The GP will refer the patient to the social prescriber, who will then contact the patient to talk to them about what they need and then refer them to the relevant community activity.

Seamus Ward, general manager of Bogside and Brandywell Health Forum, said there is no medical intervention for people who are lonely or isolated, but being part of a community can help.

He said social prescribing acts as a link between the health service and the community and provides care and support for people that goes beyond medication.

"Many GPs have patients who are making regular unnecessary appointments because they don't know where else to go.

Image source, Big Lottery Fund
Image caption,
Ena Kerr with her dog Daisy and daughter Lynda Meenan

"So we are taking the pressure off the GPs and making more time for them to see people who need medical care," he added.

Derry woman Ena Kerr, 77, regularly attended her GP surgery until she was referred to the pilot project in January.

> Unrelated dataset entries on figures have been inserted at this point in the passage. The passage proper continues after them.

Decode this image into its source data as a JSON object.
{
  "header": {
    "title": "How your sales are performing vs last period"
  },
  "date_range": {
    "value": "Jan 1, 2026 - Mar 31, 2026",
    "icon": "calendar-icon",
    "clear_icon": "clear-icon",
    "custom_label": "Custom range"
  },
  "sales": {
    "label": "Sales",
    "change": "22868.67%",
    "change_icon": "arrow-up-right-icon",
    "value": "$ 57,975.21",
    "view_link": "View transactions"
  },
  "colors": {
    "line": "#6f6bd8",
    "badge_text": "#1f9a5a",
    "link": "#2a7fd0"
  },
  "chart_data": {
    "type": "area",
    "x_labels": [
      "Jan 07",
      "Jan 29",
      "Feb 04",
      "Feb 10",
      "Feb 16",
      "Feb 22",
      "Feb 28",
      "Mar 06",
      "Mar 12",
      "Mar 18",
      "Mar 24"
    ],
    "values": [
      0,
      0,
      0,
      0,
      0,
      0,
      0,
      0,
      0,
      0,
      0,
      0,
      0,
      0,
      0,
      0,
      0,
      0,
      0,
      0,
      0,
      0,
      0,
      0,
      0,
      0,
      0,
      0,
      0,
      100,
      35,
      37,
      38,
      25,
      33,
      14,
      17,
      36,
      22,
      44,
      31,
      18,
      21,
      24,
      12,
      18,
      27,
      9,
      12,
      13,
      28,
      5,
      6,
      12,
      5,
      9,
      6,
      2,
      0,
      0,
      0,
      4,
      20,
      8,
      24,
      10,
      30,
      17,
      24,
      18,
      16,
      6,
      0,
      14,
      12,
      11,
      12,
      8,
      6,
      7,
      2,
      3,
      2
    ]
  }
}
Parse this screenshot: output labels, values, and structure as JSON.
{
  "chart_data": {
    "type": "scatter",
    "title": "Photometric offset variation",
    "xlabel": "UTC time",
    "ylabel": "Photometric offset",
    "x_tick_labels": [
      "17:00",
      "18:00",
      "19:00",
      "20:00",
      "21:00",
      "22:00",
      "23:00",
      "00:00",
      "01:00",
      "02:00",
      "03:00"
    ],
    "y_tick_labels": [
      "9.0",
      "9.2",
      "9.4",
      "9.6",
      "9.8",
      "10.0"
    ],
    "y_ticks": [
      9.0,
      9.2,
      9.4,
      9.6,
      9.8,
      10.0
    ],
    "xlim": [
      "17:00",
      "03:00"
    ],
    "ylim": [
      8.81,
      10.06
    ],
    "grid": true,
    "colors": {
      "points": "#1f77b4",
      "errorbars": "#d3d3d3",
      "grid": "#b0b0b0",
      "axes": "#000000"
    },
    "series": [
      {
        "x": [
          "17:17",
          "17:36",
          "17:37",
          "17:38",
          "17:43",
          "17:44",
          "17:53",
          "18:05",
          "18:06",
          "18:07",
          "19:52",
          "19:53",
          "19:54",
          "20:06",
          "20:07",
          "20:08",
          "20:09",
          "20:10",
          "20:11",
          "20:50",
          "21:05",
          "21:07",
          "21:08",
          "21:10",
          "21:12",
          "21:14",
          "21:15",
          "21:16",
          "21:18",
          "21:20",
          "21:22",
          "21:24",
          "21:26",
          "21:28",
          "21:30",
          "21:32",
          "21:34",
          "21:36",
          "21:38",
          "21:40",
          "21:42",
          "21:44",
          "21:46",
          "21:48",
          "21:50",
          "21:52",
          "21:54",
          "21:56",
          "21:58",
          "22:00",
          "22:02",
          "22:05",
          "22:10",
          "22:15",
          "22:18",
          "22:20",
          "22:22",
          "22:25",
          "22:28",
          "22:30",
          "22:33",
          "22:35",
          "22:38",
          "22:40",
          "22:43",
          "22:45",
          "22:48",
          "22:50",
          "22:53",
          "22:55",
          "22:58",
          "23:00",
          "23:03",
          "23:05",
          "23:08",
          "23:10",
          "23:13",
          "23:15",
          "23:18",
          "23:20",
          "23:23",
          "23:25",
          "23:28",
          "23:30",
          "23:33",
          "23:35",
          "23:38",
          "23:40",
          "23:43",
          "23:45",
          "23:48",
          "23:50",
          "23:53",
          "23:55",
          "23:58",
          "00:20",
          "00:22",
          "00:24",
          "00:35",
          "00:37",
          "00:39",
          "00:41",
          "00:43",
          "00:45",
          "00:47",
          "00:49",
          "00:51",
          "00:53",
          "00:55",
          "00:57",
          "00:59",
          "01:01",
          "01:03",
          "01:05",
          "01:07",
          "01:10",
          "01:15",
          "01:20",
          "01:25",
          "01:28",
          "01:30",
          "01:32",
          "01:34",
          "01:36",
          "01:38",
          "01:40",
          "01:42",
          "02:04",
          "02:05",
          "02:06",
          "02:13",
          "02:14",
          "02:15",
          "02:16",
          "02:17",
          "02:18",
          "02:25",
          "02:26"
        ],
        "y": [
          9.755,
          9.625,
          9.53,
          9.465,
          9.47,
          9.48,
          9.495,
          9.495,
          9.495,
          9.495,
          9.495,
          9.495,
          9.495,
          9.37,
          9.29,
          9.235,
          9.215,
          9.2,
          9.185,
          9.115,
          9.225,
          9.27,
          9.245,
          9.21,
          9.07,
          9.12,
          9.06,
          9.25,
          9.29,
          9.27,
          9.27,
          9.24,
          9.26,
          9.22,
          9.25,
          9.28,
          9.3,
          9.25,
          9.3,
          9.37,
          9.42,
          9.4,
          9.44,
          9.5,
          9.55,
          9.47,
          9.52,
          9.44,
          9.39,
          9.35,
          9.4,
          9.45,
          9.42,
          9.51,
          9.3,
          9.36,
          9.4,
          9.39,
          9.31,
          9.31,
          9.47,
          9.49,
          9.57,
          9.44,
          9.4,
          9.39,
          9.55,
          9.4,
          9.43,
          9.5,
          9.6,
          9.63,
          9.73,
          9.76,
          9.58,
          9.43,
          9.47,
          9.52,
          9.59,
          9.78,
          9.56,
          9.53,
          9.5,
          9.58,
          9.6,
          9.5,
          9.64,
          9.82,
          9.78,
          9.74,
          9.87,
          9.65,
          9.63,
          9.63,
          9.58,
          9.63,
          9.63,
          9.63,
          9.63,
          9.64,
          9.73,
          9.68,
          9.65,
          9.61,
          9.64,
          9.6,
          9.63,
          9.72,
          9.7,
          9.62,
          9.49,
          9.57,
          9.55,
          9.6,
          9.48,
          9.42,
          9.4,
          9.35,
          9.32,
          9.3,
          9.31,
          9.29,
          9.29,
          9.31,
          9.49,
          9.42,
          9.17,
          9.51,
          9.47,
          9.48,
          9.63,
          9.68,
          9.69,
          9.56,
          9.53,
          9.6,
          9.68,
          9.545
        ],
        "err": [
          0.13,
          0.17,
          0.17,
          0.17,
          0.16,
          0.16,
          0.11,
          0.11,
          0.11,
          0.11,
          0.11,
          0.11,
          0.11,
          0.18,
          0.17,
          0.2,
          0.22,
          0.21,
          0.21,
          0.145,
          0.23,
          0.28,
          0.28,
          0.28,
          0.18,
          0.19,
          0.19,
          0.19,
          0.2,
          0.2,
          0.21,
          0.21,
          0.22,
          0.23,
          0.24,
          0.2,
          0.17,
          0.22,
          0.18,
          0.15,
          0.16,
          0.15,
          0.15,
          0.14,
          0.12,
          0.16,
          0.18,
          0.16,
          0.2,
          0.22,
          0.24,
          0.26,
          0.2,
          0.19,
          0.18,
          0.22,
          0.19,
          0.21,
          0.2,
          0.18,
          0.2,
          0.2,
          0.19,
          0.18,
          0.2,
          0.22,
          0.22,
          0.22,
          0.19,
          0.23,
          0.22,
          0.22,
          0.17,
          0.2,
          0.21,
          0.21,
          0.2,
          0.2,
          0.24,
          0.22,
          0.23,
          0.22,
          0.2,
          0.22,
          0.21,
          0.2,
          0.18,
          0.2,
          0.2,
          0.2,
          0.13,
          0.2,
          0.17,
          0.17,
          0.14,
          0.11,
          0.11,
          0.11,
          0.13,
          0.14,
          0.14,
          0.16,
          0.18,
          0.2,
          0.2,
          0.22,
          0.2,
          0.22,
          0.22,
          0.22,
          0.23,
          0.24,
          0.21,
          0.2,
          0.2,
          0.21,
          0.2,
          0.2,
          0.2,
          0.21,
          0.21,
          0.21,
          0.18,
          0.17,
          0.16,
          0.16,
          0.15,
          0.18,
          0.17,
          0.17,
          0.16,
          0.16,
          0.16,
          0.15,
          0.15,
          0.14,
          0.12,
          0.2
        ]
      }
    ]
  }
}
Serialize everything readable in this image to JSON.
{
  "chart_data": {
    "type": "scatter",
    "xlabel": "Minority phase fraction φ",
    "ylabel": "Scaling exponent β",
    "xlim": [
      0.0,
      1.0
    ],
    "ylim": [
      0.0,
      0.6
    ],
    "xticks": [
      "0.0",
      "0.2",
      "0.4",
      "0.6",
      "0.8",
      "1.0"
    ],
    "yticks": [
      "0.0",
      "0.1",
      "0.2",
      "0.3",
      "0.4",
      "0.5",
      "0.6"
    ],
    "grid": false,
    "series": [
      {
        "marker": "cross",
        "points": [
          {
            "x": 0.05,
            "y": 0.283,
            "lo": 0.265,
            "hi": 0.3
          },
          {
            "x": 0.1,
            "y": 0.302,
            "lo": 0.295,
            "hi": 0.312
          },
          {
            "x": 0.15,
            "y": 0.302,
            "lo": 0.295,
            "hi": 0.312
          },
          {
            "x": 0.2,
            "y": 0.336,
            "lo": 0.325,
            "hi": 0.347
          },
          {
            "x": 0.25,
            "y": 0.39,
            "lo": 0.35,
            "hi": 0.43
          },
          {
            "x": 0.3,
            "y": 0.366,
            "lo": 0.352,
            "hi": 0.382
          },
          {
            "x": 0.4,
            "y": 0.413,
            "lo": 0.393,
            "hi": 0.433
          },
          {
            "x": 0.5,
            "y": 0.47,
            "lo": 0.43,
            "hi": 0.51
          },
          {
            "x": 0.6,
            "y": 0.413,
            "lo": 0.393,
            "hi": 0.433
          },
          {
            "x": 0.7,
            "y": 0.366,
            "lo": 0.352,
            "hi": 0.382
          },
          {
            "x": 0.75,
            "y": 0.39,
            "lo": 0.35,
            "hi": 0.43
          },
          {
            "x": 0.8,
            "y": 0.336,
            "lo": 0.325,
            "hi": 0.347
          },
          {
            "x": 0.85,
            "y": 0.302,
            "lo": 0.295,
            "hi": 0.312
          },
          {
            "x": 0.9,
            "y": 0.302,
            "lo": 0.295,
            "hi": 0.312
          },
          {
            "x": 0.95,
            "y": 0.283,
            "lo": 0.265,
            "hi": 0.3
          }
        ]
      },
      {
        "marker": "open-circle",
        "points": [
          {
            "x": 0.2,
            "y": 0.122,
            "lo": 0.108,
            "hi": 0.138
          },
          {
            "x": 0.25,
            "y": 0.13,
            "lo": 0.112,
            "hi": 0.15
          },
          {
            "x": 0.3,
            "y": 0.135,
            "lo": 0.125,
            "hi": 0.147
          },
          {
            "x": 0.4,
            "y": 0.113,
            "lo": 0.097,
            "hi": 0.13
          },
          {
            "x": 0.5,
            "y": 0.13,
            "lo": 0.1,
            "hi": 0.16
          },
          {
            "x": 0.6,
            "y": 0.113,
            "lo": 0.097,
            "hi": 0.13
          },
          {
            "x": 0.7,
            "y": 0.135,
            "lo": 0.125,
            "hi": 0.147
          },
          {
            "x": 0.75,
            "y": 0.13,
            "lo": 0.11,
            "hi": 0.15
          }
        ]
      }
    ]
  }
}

She now attends classes every week in her community and has only visited the GP once since then.

'Less lonely'

"I was a regular at my GP, it was one of my only motivations to get out - the GP, the chemist and the food shop," she said.

"To help me feel less lonely and get me active my GP recommended that I get involved with some classes provided by Bogside and Brandywell Health Forum.

"It's now the highlight of my week.

"Not only am I happier and more confident, but my health is improving too," she added.